Jornal da Adufrj - Como deve reagir a comunidade universitária a mais essa investida do governo Lula no processo de reforma da educação superior? 

Roberto Leher - O projeto UN é um ajuste na tática governamental. A política de aligeiramento e de criação de um mercado educacional mais robusto é a mesma, mas a forma contém novidades. Embora o Decreto 6.096/2007 denuncie o caráter compulsório de adesão, a primeira aparência é de que as universidades são livrespara aderir ou não ao projeto, assim como foi muito difundida a idéia de que a proposta nasceu da livre elaboração das universidades federais, em especial da UFBa e UnB, inspiradas em Anísio Teixeira.  

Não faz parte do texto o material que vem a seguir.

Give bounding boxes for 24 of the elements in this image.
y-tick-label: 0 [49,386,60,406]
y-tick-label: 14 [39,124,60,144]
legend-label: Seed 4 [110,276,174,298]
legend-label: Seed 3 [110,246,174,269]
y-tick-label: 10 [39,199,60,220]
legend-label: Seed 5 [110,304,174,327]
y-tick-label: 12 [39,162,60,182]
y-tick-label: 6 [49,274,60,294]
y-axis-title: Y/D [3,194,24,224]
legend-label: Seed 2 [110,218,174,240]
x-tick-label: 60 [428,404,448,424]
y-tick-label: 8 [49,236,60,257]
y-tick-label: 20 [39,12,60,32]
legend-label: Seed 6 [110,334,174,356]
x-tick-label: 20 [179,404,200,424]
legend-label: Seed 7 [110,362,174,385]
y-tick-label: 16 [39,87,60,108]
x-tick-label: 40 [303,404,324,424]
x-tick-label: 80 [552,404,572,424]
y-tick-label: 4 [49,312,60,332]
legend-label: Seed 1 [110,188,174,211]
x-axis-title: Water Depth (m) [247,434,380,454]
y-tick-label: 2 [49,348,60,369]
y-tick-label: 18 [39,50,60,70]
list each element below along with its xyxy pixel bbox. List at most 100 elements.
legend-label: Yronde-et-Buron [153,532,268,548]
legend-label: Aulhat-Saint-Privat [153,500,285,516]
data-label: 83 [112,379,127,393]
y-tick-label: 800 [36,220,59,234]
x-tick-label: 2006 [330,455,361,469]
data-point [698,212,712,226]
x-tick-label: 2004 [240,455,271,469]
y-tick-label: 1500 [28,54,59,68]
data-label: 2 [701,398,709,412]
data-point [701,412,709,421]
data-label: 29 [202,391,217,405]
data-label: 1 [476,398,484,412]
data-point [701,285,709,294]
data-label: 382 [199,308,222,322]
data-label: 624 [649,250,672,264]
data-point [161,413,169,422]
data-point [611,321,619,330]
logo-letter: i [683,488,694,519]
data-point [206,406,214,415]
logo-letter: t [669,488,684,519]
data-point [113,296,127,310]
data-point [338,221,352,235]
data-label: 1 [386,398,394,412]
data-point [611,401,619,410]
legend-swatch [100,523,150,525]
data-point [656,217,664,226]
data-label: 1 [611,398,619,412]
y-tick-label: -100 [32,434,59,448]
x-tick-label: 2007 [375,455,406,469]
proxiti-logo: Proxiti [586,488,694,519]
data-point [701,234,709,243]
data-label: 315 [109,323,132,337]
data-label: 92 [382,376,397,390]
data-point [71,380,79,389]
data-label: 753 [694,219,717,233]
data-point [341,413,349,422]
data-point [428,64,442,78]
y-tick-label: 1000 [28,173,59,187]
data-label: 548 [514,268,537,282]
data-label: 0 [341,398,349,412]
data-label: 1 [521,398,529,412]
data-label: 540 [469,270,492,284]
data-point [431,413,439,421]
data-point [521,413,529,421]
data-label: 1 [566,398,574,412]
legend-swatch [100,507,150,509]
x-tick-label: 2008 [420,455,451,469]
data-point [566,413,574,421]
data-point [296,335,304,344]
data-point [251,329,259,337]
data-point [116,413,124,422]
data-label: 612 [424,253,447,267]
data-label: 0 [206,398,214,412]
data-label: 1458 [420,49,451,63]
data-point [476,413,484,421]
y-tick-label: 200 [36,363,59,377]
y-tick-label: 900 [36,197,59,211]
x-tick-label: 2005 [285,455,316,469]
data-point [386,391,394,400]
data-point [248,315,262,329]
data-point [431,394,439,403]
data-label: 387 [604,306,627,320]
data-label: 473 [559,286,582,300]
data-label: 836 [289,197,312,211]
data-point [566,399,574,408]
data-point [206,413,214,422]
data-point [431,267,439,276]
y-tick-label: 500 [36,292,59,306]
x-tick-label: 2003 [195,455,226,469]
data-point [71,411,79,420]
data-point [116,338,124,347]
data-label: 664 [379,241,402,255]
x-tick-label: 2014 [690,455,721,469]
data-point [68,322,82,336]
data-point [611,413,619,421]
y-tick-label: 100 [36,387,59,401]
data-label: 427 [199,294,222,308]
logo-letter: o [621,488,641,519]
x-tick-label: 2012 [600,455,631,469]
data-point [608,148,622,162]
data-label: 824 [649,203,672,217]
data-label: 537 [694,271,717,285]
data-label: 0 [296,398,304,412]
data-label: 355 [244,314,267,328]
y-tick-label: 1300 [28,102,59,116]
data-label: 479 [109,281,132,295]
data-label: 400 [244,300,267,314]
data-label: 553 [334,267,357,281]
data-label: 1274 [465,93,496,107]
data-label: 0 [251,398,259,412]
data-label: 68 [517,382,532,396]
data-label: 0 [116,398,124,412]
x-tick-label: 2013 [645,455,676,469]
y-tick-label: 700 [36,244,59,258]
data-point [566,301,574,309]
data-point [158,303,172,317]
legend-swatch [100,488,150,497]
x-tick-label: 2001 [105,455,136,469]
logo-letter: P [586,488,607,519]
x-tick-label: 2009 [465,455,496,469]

O retrospecto das iniciativas de criação de uma graduação mais aligeirada para os pobres é suficientemente longo para comprovar que o mesmo é parte de um padrão de acumulação muito próprio do imperialismo de hoje, em que os países periféricos e semiperiféricos não ocuparão um lugar relevante na produção de conhecimento e em processos produtivos em que o conhecimento se constitui em vantagem comparativa importante. Assim, é imperioso que existam debates verdadeiros nos campi universitários para que os mitos em que se fundam essa proposta antiuniversitária sejam submetidos à crítica sistemática e fundamentada.  

Nos interstícios abertos pelas contradições da política do MEC, as universidades federais devem apresentar uma agenda ousada, consistente, que possibilite a real democratização e o acesso à universidade. Devemos fazer como agenda nos termos da que está propondo o Andes-SN: uma agenda estrutural para o Brasil de hoje, abordando os temas fundamentais: função social, acesso, financiamento, autonomia e democracia. Se a universidade se referenciar nesse projeto do governo, ela irá se desconstituir como instituição universitária, convertendo as IFES em Centros Universitários Federais. Uma derrota fundamental para a nação brasileira. Lograremos impedir isso com a mobilização desde a base. É imperioso que os departamentos, faculdades e institutos abram esse debate!

 

Fonte: Jornal da AdUFRJ, maio/2007.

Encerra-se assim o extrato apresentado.